I tend to use the mount when I have to script a bit more complex things like renames or something along those lines as that does work well on a mount.

The mount is very good at doing things like streaming media with or without the cache. I try to use the right tool for the job even though a hammer tends to fix anything :slight_smile:

Thank you. Enhancement request on github has been created: Enhancement of VFS cache for mounted remotes: Cache file and directory Deletions for lazy background processing · Issue #5852 · rclone/rclone · GitHub

Thank you for that insight. It makes perfect sense to me that a dedicated rclone delete command would be much, much faster (though I'm wondering if in case of a crypt remote it may have to still do individual deletes, since it may not be able to let the backend handle the deletion...).
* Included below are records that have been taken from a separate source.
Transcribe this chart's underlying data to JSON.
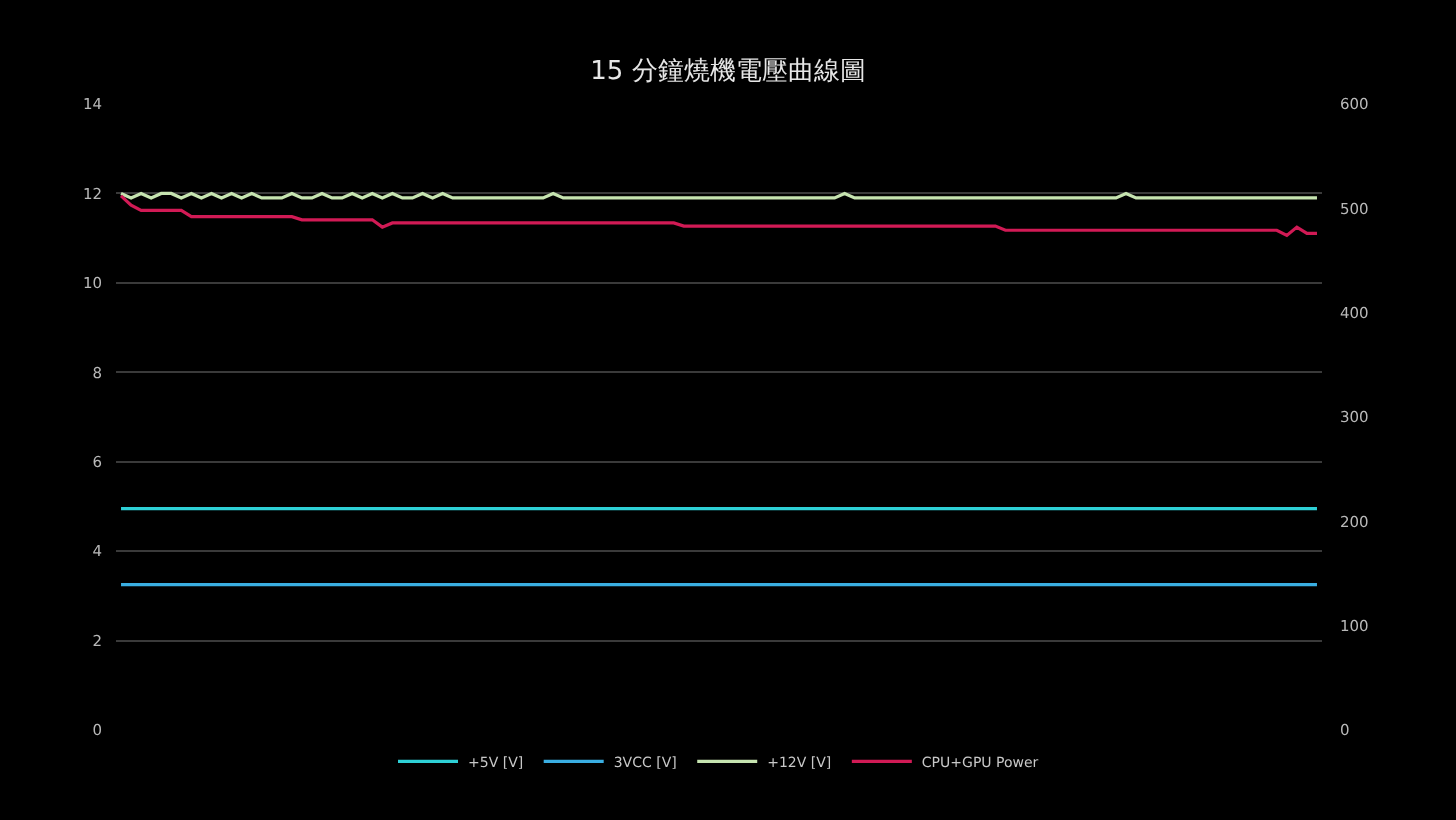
{
  "chart_data": {
    "type": "line",
    "title": "15 分鐘燒機電壓曲線圖",
    "categories": [
      null,
      null,
      null,
      null,
      null,
      null,
      null,
      null,
      null,
      null,
      null,
      null,
      null,
      null,
      null,
      null,
      null,
      null,
      null,
      null,
      null,
      null,
      null,
      null,
      null,
      null,
      null,
      null,
      null,
      null,
      null,
      null,
      null,
      null,
      null,
      null,
      null,
      null,
      null,
      null,
      null,
      null,
      null,
      null,
      null,
      null,
      null,
      null,
      null,
      null,
      null,
      null,
      null,
      null,
      null,
      null,
      null,
      null,
      null,
      null,
      null,
      null,
      null,
      null,
      null,
      null,
      null,
      null,
      null,
      null,
      null,
      null,
      null,
      null,
      null,
      null,
      null,
      null,
      null,
      null,
      null,
      null,
      null,
      null,
      null,
      null,
      null,
      null,
      null,
      null,
      null,
      null,
      null,
      null,
      null,
      null,
      null,
      null,
      null,
      null,
      null,
      null,
      null,
      null,
      null,
      null,
      null,
      null,
      null,
      null,
      null,
      null,
      null,
      null,
      null,
      null,
      null,
      null,
      null,
      null
    ],
    "series": [
      {
        "name": "+5V [V]",
        "color": "#2ed0d6",
        "values": [
          4.95,
          4.95,
          4.95,
          4.95,
          4.95,
          4.95,
          4.95,
          4.95,
          4.95,
          4.95,
          4.95,
          4.95,
          4.95,
          4.95,
          4.95,
          4.95,
          4.95,
          4.95,
          4.95,
          4.95,
          4.95,
          4.95,
          4.95,
          4.95,
          4.95,
          4.95,
          4.95,
          4.95,
          4.95,
          4.95,
          4.95,
          4.95,
          4.95,
          4.95,
          4.95,
          4.95,
          4.95,
          4.95,
          4.95,
          4.95,
          4.95,
          4.95,
          4.95,
          4.95,
          4.95,
          4.95,
          4.95,
          4.95,
          4.95,
          4.95,
          4.95,
          4.95,
          4.95,
          4.95,
          4.95,
          4.95,
          4.95,
          4.95,
          4.95,
          4.95,
          4.95,
          4.95,
          4.95,
          4.95,
          4.95,
          4.95,
          4.95,
          4.95,
          4.95,
          4.95,
          4.95,
          4.95,
          4.95,
          4.95,
          4.95,
          4.95,
          4.95,
          4.95,
          4.95,
          4.95,
          4.95,
          4.95,
          4.95,
          4.95,
          4.95,
          4.95,
          4.95,
          4.95,
          4.95,
          4.95,
          4.95,
          4.95,
          4.95,
          4.95,
          4.95,
          4.95,
          4.95,
          4.95,
          4.95,
          4.95,
          4.95,
          4.95,
          4.95,
          4.95,
          4.95,
          4.95,
          4.95,
          4.95,
          4.95,
          4.95,
          4.95,
          4.95,
          4.95,
          4.95,
          4.95,
          4.95,
          4.95,
          4.95,
          4.95,
          4.95
        ]
      },
      {
        "name": "3VCC [V]",
        "color": "#3aaee2",
        "values": [
          3.25,
          3.25,
          3.25,
          3.25,
          3.25,
          3.25,
          3.25,
          3.25,
          3.25,
          3.25,
          3.25,
          3.25,
          3.25,
          3.25,
          3.25,
          3.25,
          3.25,
          3.25,
          3.25,
          3.25,
          3.25,
          3.25,
          3.25,
          3.25,
          3.25,
          3.25,
          3.25,
          3.25,
          3.25,
          3.25,
          3.25,
          3.25,
          3.25,
          3.25,
          3.25,
          3.25,
          3.25,
          3.25,
          3.25,
          3.25,
          3.25,
          3.25,
          3.25,
          3.25,
          3.25,
          3.25,
          3.25,
          3.25,
          3.25,
          3.25,
          3.25,
          3.25,
          3.25,
          3.25,
          3.25,
          3.25,
          3.25,
          3.25,
          3.25,
          3.25,
          3.25,
          3.25,
          3.25,
          3.25,
          3.25,
          3.25,
          3.25,
          3.25,
          3.25,
          3.25,
          3.25,
          3.25,
          3.25,
          3.25,
          3.25,
          3.25,
          3.25,
          3.25,
          3.25,
          3.25,
          3.25,
          3.25,
          3.25,
          3.25,
          3.25,
          3.25,
          3.25,
          3.25,
          3.25,
          3.25,
          3.25,
          3.25,
          3.25,
          3.25,
          3.25,
          3.25,
          3.25,
          3.25,
          3.25,
          3.25,
          3.25,
          3.25,
          3.25,
          3.25,
          3.25,
          3.25,
          3.25,
          3.25,
          3.25,
          3.25,
          3.25,
          3.25,
          3.25,
          3.25,
          3.25,
          3.25,
          3.25,
          3.25,
          3.25,
          3.25
        ]
      },
      {
        "name": "+12V [V]",
        "color": "#c6e4b0",
        "values": [
          12,
          11.9,
          12,
          11.9,
          12,
          12,
          11.9,
          12,
          11.9,
          12,
          11.9,
          12,
          11.9,
          12,
          11.9,
          11.9,
          11.9,
          12,
          11.9,
          11.9,
          12,
          11.9,
          11.9,
          12,
          11.9,
          12,
          11.9,
          12,
          11.9,
          11.9,
          12,
          11.9,
          12,
          11.9,
          11.9,
          11.9,
          11.9,
          11.9,
          11.9,
          11.9,
          11.9,
          11.9,
          11.9,
          12,
          11.9,
          11.9,
          11.9,
          11.9,
          11.9,
          11.9,
          11.9,
          11.9,
          11.9,
          11.9,
          11.9,
          11.9,
          11.9,
          11.9,
          11.9,
          11.9,
          11.9,
          11.9,
          11.9,
          11.9,
          11.9,
          11.9,
          11.9,
          11.9,
          11.9,
          11.9,
          11.9,
          11.9,
          12,
          11.9,
          11.9,
          11.9,
          11.9,
          11.9,
          11.9,
          11.9,
          11.9,
          11.9,
          11.9,
          11.9,
          11.9,
          11.9,
          11.9,
          11.9,
          11.9,
          11.9,
          11.9,
          11.9,
          11.9,
          11.9,
          11.9,
          11.9,
          11.9,
          11.9,
          11.9,
          11.9,
          12,
          11.9,
          11.9,
          11.9,
          11.9,
          11.9,
          11.9,
          11.9,
          11.9,
          11.9,
          11.9,
          11.9,
          11.9,
          11.9,
          11.9,
          11.9,
          11.9,
          11.9,
          11.9,
          11.9
        ]
      },
      {
        "name": "CPU+GPU Power",
        "color": "#d11a55",
        "axis": "y2",
        "values": [
          512,
          503,
          498,
          498,
          498,
          498,
          498,
          492,
          492,
          492,
          492,
          492,
          492,
          492,
          492,
          492,
          492,
          492,
          489,
          489,
          489,
          489,
          489,
          489,
          489,
          489,
          482,
          486,
          486,
          486,
          486,
          486,
          486,
          486,
          486,
          486,
          486,
          486,
          486,
          486,
          486,
          486,
          486,
          486,
          486,
          486,
          486,
          486,
          486,
          486,
          486,
          486,
          486,
          486,
          486,
          486,
          483,
          483,
          483,
          483,
          483,
          483,
          483,
          483,
          483,
          483,
          483,
          483,
          483,
          483,
          483,
          483,
          483,
          483,
          483,
          483,
          483,
          483,
          483,
          483,
          483,
          483,
          483,
          483,
          483,
          483,
          483,
          483,
          479,
          479,
          479,
          479,
          479,
          479,
          479,
          479,
          479,
          479,
          479,
          479,
          479,
          479,
          479,
          479,
          479,
          479,
          479,
          479,
          479,
          479,
          479,
          479,
          479,
          479,
          479,
          479,
          474,
          482,
          476,
          476
        ]
      }
    ],
    "ylim": [
      0,
      14
    ],
    "yticks": [
      0,
      2,
      4,
      6,
      8,
      10,
      12,
      14
    ],
    "y2lim": [
      0,
      600
    ],
    "y2ticks": [
      0,
      100,
      200,
      300,
      400,
      500,
      600
    ],
    "tick_labels": "y",
    "grid": "y",
    "legend": "bottom",
    "marker": "none",
    "line_style": "solid"
  }
}
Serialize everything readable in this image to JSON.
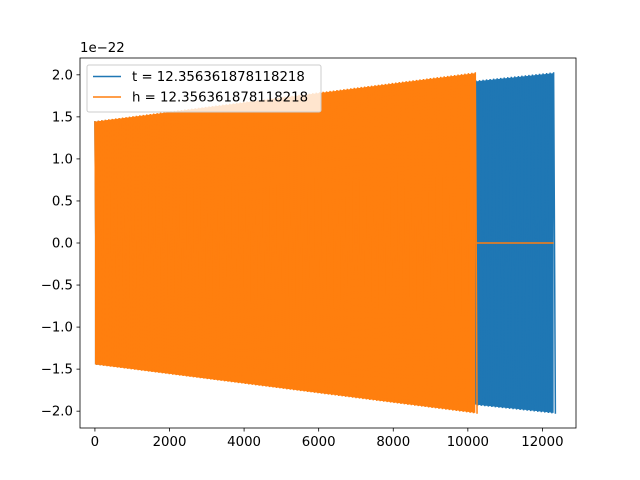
{
  "chart_data": {
    "type": "line",
    "title": "",
    "xlabel": "",
    "ylabel": "",
    "xlim": [
      -400,
      12900
    ],
    "ylim": [
      -2.2,
      2.2
    ],
    "y_offset_label": "1e−22",
    "x_ticks": [
      {
        "value": 0,
        "label": "0"
      },
      {
        "value": 2000,
        "label": "2000"
      },
      {
        "value": 4000,
        "label": "4000"
      },
      {
        "value": 6000,
        "label": "6000"
      },
      {
        "value": 8000,
        "label": "8000"
      },
      {
        "value": 10000,
        "label": "10000"
      },
      {
        "value": 12000,
        "label": "12000"
      }
    ],
    "y_ticks": [
      {
        "value": 2.0,
        "label": "2.0"
      },
      {
        "value": 1.5,
        "label": "1.5"
      },
      {
        "value": 1.0,
        "label": "1.0"
      },
      {
        "value": 0.5,
        "label": "0.5"
      },
      {
        "value": 0.0,
        "label": "0.0"
      },
      {
        "value": -0.5,
        "label": "−0.5"
      },
      {
        "value": -1.0,
        "label": "−1.0"
      },
      {
        "value": -1.5,
        "label": "−1.5"
      },
      {
        "value": -2.0,
        "label": "−2.0"
      }
    ],
    "grid": false,
    "legend_position": "top-left",
    "series": [
      {
        "name": "t = 12.356361878118218",
        "color": "#1f77b4",
        "kind": "oscillation",
        "x_start": 0,
        "x_end": 12300,
        "amplitude_start": 1.45,
        "amplitude_end": 2.03,
        "cycles": 130,
        "flat_until": null
      },
      {
        "name": "h = 12.356361878118218",
        "color": "#ff7f0e",
        "kind": "oscillation",
        "x_start": 0,
        "x_end": 10200,
        "amplitude_start": 1.45,
        "amplitude_end": 2.03,
        "cycles": 110,
        "flat_until": 12300
      }
    ]
  }
}
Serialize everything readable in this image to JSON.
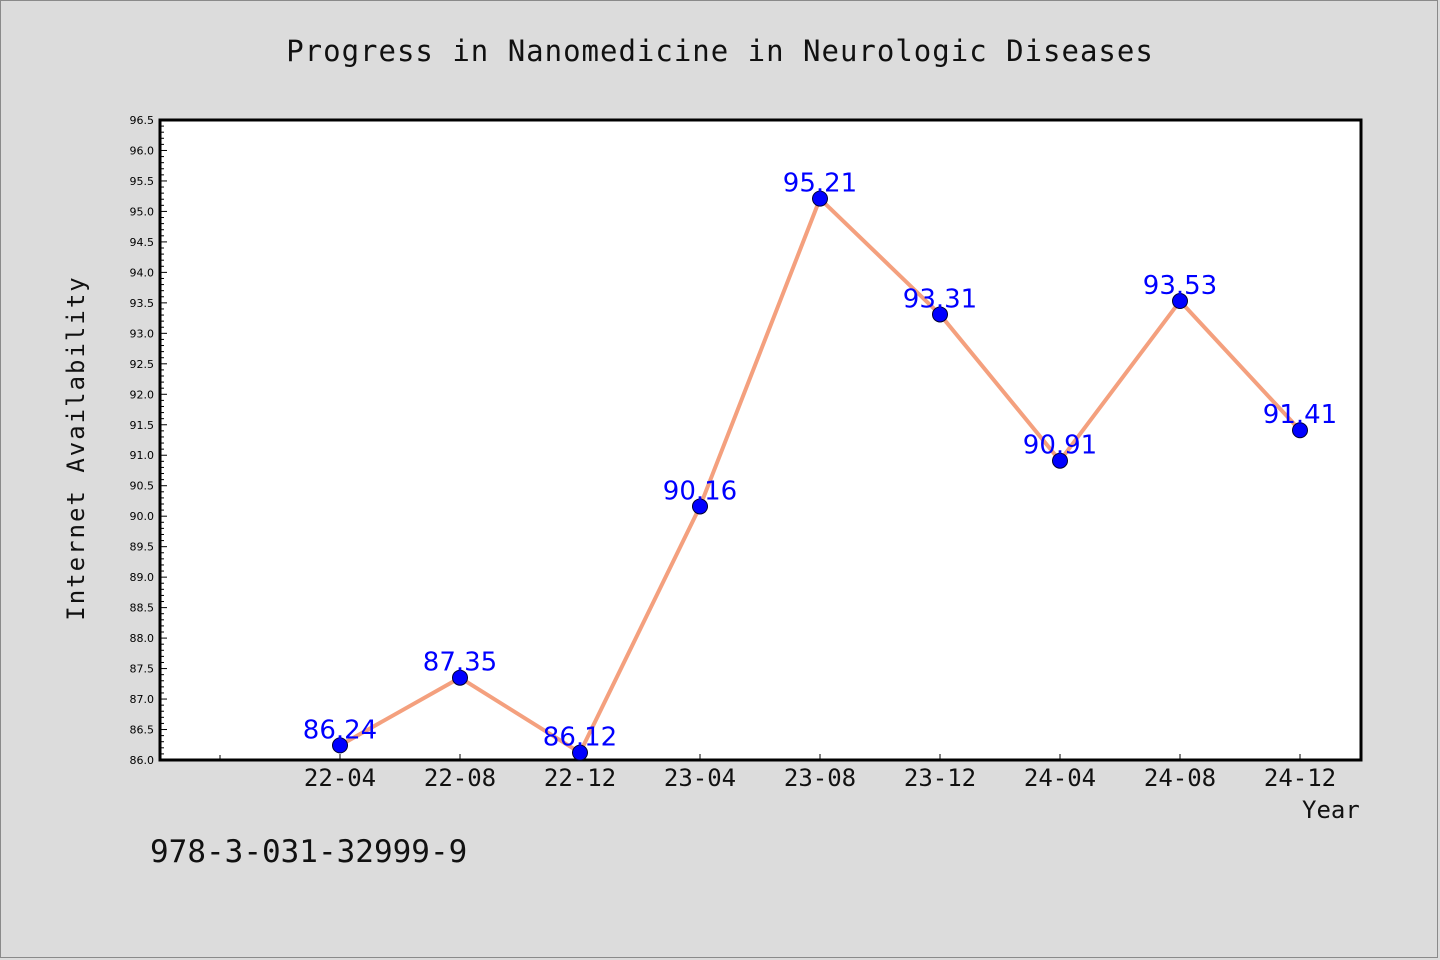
{
  "chart_data": {
    "type": "line",
    "title": "Progress in Nanomedicine in Neurologic Diseases",
    "xlabel": "Year",
    "ylabel": "Internet Availability",
    "categories": [
      "22-04",
      "22-08",
      "22-12",
      "23-04",
      "23-08",
      "23-12",
      "24-04",
      "24-08",
      "24-12"
    ],
    "series": [
      {
        "values": [
          86.24,
          87.35,
          86.12,
          90.16,
          95.21,
          93.31,
          90.91,
          93.53,
          91.41
        ]
      }
    ],
    "ylim": [
      86.0,
      96.5
    ],
    "yticks": [
      "86.0",
      "86.5",
      "87.0",
      "87.5",
      "88.0",
      "88.5",
      "89.0",
      "89.5",
      "90.0",
      "90.5",
      "91.0",
      "91.5",
      "92.0",
      "92.5",
      "93.0",
      "93.5",
      "94.0",
      "94.5",
      "95.0",
      "95.5",
      "96.0",
      "96.5"
    ],
    "line_color": "#f4a07e",
    "marker_color": "#0000ff",
    "label_color": "#0000ff",
    "grid": false,
    "legend": "none"
  },
  "footnote": "978-3-031-32999-9"
}
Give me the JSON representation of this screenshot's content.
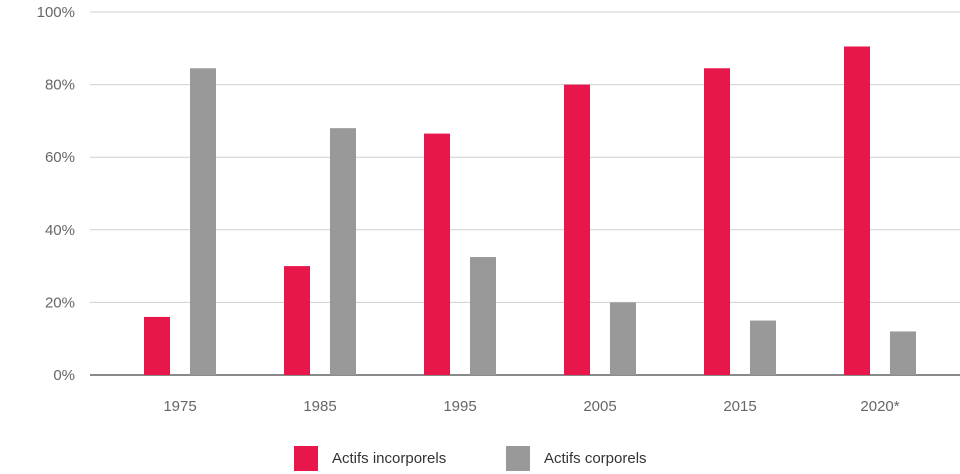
{
  "chart_data": {
    "type": "bar",
    "categories": [
      "1975",
      "1985",
      "1995",
      "2005",
      "2015",
      "2020*"
    ],
    "series": [
      {
        "name": "Actifs incorporels",
        "values": [
          16,
          30,
          66.5,
          80,
          84.5,
          90.5
        ],
        "color": "#e8174b"
      },
      {
        "name": "Actifs corporels",
        "values": [
          84.5,
          68,
          32.5,
          20,
          15,
          12
        ],
        "color": "#999999"
      }
    ],
    "ylim": [
      0,
      100
    ],
    "yticks": [
      "0%",
      "20%",
      "40%",
      "60%",
      "80%",
      "100%"
    ],
    "ytick_values": [
      0,
      20,
      40,
      60,
      80,
      100
    ],
    "grid": true,
    "legend_position": "bottom-center",
    "title": "",
    "xlabel": "",
    "ylabel": ""
  }
}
However I would ultimately like to keep this remote as a perma-mount, similar to perma-mounting a local server share to my PC. Thus I'm assuming that I would need to dismount this remote every time I'm executing direct rclone commands to avoid any issues with the vfs-cache (once I've verified that the vfs-cache has executed all write requests), correct?

There is some warning about using two mount processes with the same vfs-cache for overlapping remotes, but no explicit statement about running a second rclone process (as a direct command) on an already mounted remote, yet I am concerned that the 2nd process would not be aware of the vfs-cache, which might lead to trouble.

Thus it would seem much more convenient for my workflow to do as much as possible via the mounted remote and only use direct rclone commands as the last resort. But perhaps I am misjudging here, since I'm very new to rclone?

You definitely do not want to overlap any of the -cache-dirs on a mount.

You do not need to unmount anything.

You can just run rclone delete remote: with everything going.

Google Drive is polling remote so it'll pick up any changes in a minute based on the default polling interval.